According to the IFSW, an eco-social approach requires key actions in relation to the five dimensions of sustainability: people, planet, prosperity, peace, and partnership. More specifically, the dimensions are:
People: In line with the central premise of the U.N.’s Sustainable Development Goals, “leaving no one behind” must be at the core of all governments’ decisions that ensure human rights for all. IFSW recognizes it takes all of us to ensure dignity and respect for rights to be realized.
Planet: An eco-social approach recognizes that humans are part of the ecosystem, and that human and environmental well-being are interrelated. Climate action must prioritize listening to and working with First Nations peoples all over the world. IFSW and partners to the Global Definition of Social Work recognize the equal foundation knowledge from indigenous wisdom as central to achieving an eco-social world.
Prosperity: An eco-social understanding of prosperity must critically examine societal and economic structures, practices, and ways of life. The IFSW promotes transforming global economies toward a more sustainable, inclusive and fair approach, driven by a change in understanding of prosperity from purely economic growth toward sustainable social and environmental well-being.
Peace: An eco-social approach requires new bottom-up approaches that recognize that national and individual interests are secondary to global fairness, peace and sustainability. IFSW views an eco-social world that respects cultural diversity and identity in the context of global citizenship and reciprocal respect, creating a foundation for sustainable peace.
Partnership: The Sustainable Development Goals call for “a spirit of strengthened global solidarity.” For social workers, partnership starts with respecting difference and diversity, centered in equity; and by listening and understanding each other. IFSW promotes the sharing of knowledge and insights, working in collaboration centered in equity that leads to agreed solutions and joint actions for sustainable shared futures.

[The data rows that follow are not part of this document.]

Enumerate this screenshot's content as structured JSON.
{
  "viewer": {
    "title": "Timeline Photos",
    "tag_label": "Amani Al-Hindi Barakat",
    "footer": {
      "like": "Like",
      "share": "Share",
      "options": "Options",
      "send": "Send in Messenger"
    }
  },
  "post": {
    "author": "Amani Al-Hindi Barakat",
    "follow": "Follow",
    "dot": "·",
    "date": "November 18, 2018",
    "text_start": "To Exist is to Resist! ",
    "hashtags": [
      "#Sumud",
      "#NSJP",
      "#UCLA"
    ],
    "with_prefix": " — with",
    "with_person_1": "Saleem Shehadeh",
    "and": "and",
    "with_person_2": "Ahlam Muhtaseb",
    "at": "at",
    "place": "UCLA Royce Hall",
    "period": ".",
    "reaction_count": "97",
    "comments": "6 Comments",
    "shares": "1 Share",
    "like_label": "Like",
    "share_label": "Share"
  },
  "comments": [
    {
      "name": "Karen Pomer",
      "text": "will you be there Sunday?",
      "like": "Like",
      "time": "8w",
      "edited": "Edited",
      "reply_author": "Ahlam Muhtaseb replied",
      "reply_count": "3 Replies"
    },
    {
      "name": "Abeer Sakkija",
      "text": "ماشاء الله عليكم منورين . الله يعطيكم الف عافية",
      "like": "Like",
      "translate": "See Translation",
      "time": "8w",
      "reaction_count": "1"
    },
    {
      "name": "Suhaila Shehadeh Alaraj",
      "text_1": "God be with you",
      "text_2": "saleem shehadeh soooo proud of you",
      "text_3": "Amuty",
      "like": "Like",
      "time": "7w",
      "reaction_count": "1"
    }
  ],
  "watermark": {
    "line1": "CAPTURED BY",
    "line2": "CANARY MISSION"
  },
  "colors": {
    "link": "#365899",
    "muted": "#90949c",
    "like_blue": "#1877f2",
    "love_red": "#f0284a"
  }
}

“Social workers should read the People’s Charter and the IFSW policy statement and explore the eco-social approach and the holistic human rights framework introduced in the policy,” Deepak says, adding that the documents can be used as guidance and as a resource for social workers in direct practice, policy development, governance and education.
Deepak co-authored the policy with IFSW U.N. Commission representatives Sebastian Cordoba, IFSW U.N. Asia Pacific representative and deputy program manager of social work at RMIT University in Melbourne, Australia; Evelyn P. Tomaszewski, IFSW U.N. North America representative and MSW program director, and assistant professor at George Mason University Department of Social Work; and Shenae Osborn, IFSW U.N. North America representative and licensed master social worker.
Deepak adds: “This policy statement is also a resource for the non-social work community, including the United Nations and/or partners to see the role of social workers in advancing a new eco-social world using a holistic human rights framework.”